For APD, the GNG2 (G protein subunit gamma 2) gene was identified as a positional candidate gene in FDPmeta cluster 5 on GGA5 (Table 3). This gene is also involved in monoamine signaling, particularly in postsynaptic signaling at serotonergic (KEGG pathway ko04726) and dopaminergic (KEGG pathway ko04728) synapses.

Shared environment and associated effects

Behavior traits involve interactions between individuals. Statistical models that include interaction or associated effects have developed, as reviewed by Bijma [51] and Ellen et al. [52], which have shown that these effects can substantially contribute to the heritable variation in survival of hens related to feather pecking and cannibalism [52]. Indeed, these interactions might also be another possible explanation for the low genetic trend in later generations in our selection experiment [20]. In a recent study, we chose the simplest form to capture shared environment effects and associated effects by fitting a random pen effect to the model [17]. Since pen variances were very small, they were not included in the current study.
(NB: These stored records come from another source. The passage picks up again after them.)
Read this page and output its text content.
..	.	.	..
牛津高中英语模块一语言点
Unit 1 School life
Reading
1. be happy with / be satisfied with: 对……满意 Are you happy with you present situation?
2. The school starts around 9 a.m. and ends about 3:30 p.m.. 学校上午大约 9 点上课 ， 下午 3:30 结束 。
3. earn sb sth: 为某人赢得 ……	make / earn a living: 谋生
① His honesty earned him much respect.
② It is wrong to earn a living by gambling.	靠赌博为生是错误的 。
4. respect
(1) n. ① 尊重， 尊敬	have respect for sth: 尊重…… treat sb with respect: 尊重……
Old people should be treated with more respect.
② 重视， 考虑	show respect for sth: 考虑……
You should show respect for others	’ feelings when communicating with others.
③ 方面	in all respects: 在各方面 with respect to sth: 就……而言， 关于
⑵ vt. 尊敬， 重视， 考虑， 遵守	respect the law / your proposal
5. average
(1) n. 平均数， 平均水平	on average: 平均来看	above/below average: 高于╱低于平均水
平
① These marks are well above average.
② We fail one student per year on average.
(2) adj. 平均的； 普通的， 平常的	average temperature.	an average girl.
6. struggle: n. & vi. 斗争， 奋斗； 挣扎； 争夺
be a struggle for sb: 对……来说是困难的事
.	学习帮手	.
Moreover, the size of the pens used here was rather large for social interaction models.

Conclusions

Several significant trait-associated clusters of SNPs were identified, especially for the trait FPDmeta but also for aggressive pecking. However, behavioral traits, appeared to be controlled by many genes with small effects and no single SNP was promising for selection purposes. However, understanding the motivation for feather pecking is of interest in its own right. In-depth sequence-based association analyses of the clusters identified in this study and subsequent identification of candidate genes from a small list of putative positional genes will help to formulate and validate hypotheses for the expression of this abnormal behavior pattern. Clearly, for this purpose additional data need to be collected.